Happy fall! The weather is finally cooling a bit and that crisp smell is beginning to permeate into the air. A very few leaves are beginning to show red and orange, and pumpkin spice things are beginning to creep out. I’m starting to buy apples again (I missed you, apples!).
I’m not quite ready to give up on those lovely summer tomatoes, yet it’s also a season when I crave things that are a bit more hearty. So why not make up some crisp baguette smothered with lots of glorious, delicious tomatoes?
This white bean bruschetta starts with some crispy baguette, as all bruschetta does. A spoonful of white beans smashed with garlic is layered on, adding substance and a lovely depth. From there, it’s all about the tomatoes - they’re loaded on and piled as high as they’ll go. The little rounds are then finished off with some basil chiffonade and a drizzle of balsamic reduction and olive oil.
These are the perfect finger food for that summer-fall transition. I love eating these on their own, as an appetizer, or my current favorite is to pair them with a nice light brothy soup for a delicious light and flavor-filled meal.
What are you starting to crave right now? Is it too soon for the pumpkin spice latte, or are you into it? Would love to hear your thoughts in the comments!
Servings: 8
Time: 40 minutes
Ingredients
- 1 large baguette
- 2 tablespoons olive oil
- ⅔ cup balsamic vinegar
- 2 15 oz. cans cannellini beans, drained and rinsed (or 3 cups cooked)
- 1-2 cloves garlic, minced
- 6 roma tomatoes (or 3 large tomatoes), roughly chopped
- ¼ cup basil leaves, roughly chopped or cut into chiffonade
Instructions
- Preheat the oven to 400 degrees fahrenheit.
- Slice the baguette into 1” thick slices.
- Brush one side of each slice with olive oil and place on a sheet pan, oil side up.
- Bake the bread for 3 minutes. Flip with a pair of tongs and bake for another three minutes, then remove from oven. The oil side of the bread should be just golden brown. (If not, cook for another 1-2 minutes).
- In the meantime, add the balsamic vinegar to a saucepan and heat over medium heat (should be just bubbling slightly) for about 10 minutes, until reduced to ¼ cup. Remove from heat and set aside.
- Mash the beans with a fork. Add the garlic and salt and pepper to taste and blend thoroughly, so the garlic and seasoning is evenly distributed. Top with a drizzle of olive oil if desired.

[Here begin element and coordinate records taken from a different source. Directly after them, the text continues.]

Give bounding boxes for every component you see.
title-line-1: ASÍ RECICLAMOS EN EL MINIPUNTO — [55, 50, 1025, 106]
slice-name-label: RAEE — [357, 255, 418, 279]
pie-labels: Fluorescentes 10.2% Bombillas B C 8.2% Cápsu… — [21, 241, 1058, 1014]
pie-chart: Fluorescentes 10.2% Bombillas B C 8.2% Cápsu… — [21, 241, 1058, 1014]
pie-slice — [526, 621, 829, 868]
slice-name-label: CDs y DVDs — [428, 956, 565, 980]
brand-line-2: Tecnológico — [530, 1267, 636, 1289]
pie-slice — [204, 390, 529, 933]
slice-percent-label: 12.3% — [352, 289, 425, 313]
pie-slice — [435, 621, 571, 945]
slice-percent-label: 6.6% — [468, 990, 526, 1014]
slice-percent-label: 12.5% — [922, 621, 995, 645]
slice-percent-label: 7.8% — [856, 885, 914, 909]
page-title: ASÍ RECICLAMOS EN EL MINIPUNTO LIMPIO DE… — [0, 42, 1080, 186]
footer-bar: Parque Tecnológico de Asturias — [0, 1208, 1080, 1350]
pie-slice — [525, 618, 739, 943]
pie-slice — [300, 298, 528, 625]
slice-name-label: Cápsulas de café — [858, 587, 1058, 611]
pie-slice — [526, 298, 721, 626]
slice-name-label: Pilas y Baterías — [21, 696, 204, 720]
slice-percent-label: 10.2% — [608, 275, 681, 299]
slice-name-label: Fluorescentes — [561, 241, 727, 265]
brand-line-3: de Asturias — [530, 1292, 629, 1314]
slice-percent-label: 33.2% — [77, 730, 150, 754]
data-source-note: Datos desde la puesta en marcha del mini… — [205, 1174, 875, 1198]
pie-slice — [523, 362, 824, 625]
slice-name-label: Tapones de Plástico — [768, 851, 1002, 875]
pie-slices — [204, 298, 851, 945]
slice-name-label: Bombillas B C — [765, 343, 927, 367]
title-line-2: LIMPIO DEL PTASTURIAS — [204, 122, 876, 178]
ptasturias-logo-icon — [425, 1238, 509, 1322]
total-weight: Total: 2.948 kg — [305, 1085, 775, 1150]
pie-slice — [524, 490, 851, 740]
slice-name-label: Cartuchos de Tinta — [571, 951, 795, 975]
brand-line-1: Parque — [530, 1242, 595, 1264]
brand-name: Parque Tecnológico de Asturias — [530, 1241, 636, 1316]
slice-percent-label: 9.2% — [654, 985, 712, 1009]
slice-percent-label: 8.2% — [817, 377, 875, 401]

- After the bread has cooled a bit, top each slice with some mashed beans, then tomatoes, then basil. Drizzle all with the balsamic reduction and a little bit of olive oil and serve.
Serving
This is a delicious appetizer (or lunch, as I had it for several days). It’s super yummy with some soup!
Storing
I wouldn’t freeze these - if you don’t think you’ll eat them all, put the toasted bread in a sealed container, same with the beans and balsamic reduction, and wait to cut the basil and tomatoes until you’re ready to serve. The bread will keep for 2-3 days (though it’s better fresh, of course).